Foto: APA/FRANZ RALBUCH

Wissenschaftsministerin Beatrix Karl hat vergangene Woche ihr "Drei-Säulen-Modell" zur Wiedereinführung der Studiengebühren vorgestellt. Neben diesen Gebühren und dem Ausbau der Studienbeihilfe will Karl ein Darlehensystem einführen. Für dieses System nannte die Ministerin skandinavische Länder als Vorbilder. Doch wie genau sehen die staatlich garantierten Bildungskredite bei den Pisa-Gewinnern im Norden Europas aus? derStandard.at fasst zusammen.

Finnland – Hier können Studenten einen zinsbegünstigten und staatlichen Bildungskredit aufnehmen, dessen Höhe und Rückzahlfrist sie mit einer Bank nach Wahl festgelegen. Die garantierte Zinsbegünstigung ist allerdings an Bedingungen geknüpft: Das Studium muss in der genormten Zeit absolviert werden. Außerdem muss die gesamte Darlehenshöhe am Ende des Studiums mindestens 2.500 Euro betragen. Vor jedem akademischen Jahr muss das Darlehen vom finnischen Sozialversicherer KELA gestattet werden.

Dänemark – Alle Dänen über 18 Jahre, die eine Ausbildung machen, können unabhängig von ihrem sozialen Stand, ein Grundeinkommen in Anspruch nehmen. Dieses wird an der voraussichtlichen Studiendauer, mit Einberechnung von zwölf Toleranzmonaten, monatlich ausbezahlt. Studierende, die noch zuhause wohnen bekommen etwa 350 Euro, Alleinlebende 650 Euro. Zusätzlich können Studenten ein Darlehen von etwa 310 Euro pro Monat beanspruchen oder sich alles im letzten Studienjahr auszahlen lassen.

Das Darlehen muss zwischen einem Jahr nach der Graduierung und innerhalb von 15 Jahren zurückgezahlt werden. Maximal kann ein Student 70 Darlehenszahlungen erhalten. Innerhalb dessen kann er so oft er will Kurse und Studien wechseln oder wiederholen. Laut Angaben des dänischen Bildungsministeriums nutzen ungefähr die Hälfte aller Studenten dieses Darlehensystem.

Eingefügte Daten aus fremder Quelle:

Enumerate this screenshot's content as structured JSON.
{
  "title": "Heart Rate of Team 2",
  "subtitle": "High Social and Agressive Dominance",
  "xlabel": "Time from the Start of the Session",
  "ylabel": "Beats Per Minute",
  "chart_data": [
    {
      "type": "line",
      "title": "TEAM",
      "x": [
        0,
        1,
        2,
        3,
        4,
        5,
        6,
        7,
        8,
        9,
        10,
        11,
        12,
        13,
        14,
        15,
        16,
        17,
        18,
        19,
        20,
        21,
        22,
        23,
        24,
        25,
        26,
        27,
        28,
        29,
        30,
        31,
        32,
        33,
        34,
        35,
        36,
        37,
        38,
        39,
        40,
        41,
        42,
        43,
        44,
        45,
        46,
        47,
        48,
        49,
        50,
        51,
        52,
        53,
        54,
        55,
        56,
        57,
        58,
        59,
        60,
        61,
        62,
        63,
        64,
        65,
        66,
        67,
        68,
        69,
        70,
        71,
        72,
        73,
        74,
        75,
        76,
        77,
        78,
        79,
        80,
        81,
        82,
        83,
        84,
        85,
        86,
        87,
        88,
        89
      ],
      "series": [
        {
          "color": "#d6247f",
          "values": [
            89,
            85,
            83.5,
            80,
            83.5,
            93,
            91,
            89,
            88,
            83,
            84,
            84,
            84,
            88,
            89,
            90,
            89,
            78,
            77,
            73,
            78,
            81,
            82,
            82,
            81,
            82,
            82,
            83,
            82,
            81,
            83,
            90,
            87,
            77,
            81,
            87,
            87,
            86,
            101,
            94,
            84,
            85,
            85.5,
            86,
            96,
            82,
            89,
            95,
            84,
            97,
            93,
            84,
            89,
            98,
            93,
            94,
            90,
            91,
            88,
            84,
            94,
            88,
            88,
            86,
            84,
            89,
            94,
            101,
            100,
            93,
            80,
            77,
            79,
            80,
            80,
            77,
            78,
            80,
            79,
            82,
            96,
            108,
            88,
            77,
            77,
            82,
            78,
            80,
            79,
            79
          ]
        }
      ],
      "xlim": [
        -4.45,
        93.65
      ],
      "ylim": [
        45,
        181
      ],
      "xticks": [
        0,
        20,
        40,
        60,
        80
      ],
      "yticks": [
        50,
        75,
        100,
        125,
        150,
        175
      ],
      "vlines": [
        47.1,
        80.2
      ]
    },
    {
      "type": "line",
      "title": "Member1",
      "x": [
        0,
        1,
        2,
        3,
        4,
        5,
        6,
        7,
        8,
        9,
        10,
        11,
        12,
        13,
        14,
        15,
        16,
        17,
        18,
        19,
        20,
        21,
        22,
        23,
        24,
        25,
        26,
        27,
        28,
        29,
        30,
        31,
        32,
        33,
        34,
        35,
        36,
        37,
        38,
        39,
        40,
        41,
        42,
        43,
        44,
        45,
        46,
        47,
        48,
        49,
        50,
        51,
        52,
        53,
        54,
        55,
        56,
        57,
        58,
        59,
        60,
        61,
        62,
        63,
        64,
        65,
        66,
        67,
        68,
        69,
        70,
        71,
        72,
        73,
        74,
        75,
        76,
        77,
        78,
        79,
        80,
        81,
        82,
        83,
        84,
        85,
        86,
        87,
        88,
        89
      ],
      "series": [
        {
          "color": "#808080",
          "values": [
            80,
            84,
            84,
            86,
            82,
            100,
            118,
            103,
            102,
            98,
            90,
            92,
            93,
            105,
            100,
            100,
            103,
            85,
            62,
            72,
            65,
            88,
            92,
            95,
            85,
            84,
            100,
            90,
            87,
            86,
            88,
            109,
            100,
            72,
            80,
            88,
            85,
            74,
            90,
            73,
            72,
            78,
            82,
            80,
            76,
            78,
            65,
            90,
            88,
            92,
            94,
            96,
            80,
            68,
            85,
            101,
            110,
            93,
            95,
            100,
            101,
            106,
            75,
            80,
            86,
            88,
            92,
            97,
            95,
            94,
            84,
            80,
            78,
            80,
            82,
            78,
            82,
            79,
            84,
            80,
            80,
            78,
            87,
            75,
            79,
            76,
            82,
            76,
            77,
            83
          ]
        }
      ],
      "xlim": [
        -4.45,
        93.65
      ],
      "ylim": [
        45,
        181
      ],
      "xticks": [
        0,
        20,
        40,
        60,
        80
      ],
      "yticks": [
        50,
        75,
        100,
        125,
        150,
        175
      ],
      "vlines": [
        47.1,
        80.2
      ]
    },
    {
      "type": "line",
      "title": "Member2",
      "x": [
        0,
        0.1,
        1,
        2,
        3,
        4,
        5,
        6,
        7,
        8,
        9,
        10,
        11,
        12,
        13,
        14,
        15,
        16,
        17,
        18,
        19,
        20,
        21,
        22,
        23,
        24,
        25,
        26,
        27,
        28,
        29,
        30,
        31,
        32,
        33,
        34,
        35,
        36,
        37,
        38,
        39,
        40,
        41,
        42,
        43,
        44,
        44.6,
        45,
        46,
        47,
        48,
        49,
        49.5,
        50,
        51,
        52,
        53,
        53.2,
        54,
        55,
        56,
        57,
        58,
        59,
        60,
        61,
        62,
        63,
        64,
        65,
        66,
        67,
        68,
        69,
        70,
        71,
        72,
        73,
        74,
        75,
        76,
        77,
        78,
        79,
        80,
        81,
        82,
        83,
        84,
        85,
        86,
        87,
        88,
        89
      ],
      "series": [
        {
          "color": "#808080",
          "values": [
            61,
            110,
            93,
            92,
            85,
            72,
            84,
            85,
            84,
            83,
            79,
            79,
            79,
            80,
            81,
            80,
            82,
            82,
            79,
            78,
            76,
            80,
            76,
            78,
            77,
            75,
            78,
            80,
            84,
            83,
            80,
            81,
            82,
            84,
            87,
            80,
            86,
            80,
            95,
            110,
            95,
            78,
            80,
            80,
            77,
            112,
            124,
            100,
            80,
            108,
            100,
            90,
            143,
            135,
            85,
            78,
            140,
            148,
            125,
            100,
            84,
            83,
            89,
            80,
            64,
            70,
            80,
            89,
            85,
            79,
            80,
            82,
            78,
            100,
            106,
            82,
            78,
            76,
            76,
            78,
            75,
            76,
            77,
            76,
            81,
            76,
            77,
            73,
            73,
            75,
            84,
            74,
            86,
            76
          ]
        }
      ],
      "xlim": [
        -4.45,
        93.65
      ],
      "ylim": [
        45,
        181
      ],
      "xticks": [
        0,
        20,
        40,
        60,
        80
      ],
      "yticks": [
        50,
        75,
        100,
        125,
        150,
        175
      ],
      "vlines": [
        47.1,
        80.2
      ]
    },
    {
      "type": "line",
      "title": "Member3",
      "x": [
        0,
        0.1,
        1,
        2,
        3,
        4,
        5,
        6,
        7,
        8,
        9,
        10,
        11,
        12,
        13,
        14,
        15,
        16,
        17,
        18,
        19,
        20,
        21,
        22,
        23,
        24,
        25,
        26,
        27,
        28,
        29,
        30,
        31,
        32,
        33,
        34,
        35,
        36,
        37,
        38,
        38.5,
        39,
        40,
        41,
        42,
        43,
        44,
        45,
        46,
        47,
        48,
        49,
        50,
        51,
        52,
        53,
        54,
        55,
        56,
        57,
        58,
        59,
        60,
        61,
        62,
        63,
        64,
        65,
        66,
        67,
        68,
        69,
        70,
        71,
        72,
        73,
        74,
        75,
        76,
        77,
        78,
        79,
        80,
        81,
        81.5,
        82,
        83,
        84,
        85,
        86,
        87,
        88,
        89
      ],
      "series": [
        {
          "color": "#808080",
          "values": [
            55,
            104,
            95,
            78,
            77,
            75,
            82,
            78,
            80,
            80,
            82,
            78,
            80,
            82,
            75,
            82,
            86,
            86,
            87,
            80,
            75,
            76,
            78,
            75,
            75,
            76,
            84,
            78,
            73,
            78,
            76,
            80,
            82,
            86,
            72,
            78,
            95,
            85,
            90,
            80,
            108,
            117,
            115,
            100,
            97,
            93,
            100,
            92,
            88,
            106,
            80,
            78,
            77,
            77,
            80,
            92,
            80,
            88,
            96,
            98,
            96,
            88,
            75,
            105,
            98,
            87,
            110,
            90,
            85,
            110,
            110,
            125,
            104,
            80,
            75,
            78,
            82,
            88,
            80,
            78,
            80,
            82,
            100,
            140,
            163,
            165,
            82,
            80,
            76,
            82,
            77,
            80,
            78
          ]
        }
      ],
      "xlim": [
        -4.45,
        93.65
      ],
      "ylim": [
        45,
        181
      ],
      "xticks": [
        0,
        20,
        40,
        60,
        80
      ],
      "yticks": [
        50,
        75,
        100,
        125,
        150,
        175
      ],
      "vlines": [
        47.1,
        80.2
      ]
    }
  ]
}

Schweden – Auch hier bekommen Studenten ein Grundeinkommen in der Höhe von unter 300 Euro. Weiters können sie einen festgelegten Betrag als Darlehen beanspruchen. Etwa ein Drittel davon schießt der Staat zu. Der Rest kann innerhalb von zwölf Semestern ausgezahlt werden – höchstens aber 3.800 Euro pro Semester. Die Höhe der Rückzahlung wird von der Höhe des Kredits und der Rückzahlfrist abhängig. Außerdem kann man aus verschiedenen Gründen um eine Reduktion ansuchen. Der Zinssatz wird jedes Jahr von der Regierung festgelegt und basiert auf die durchschnittlichen Kosten, die auf den Staat in den vergangenen drei Jahren entfallen sind. Die Frist läuft auf 25 Jahre.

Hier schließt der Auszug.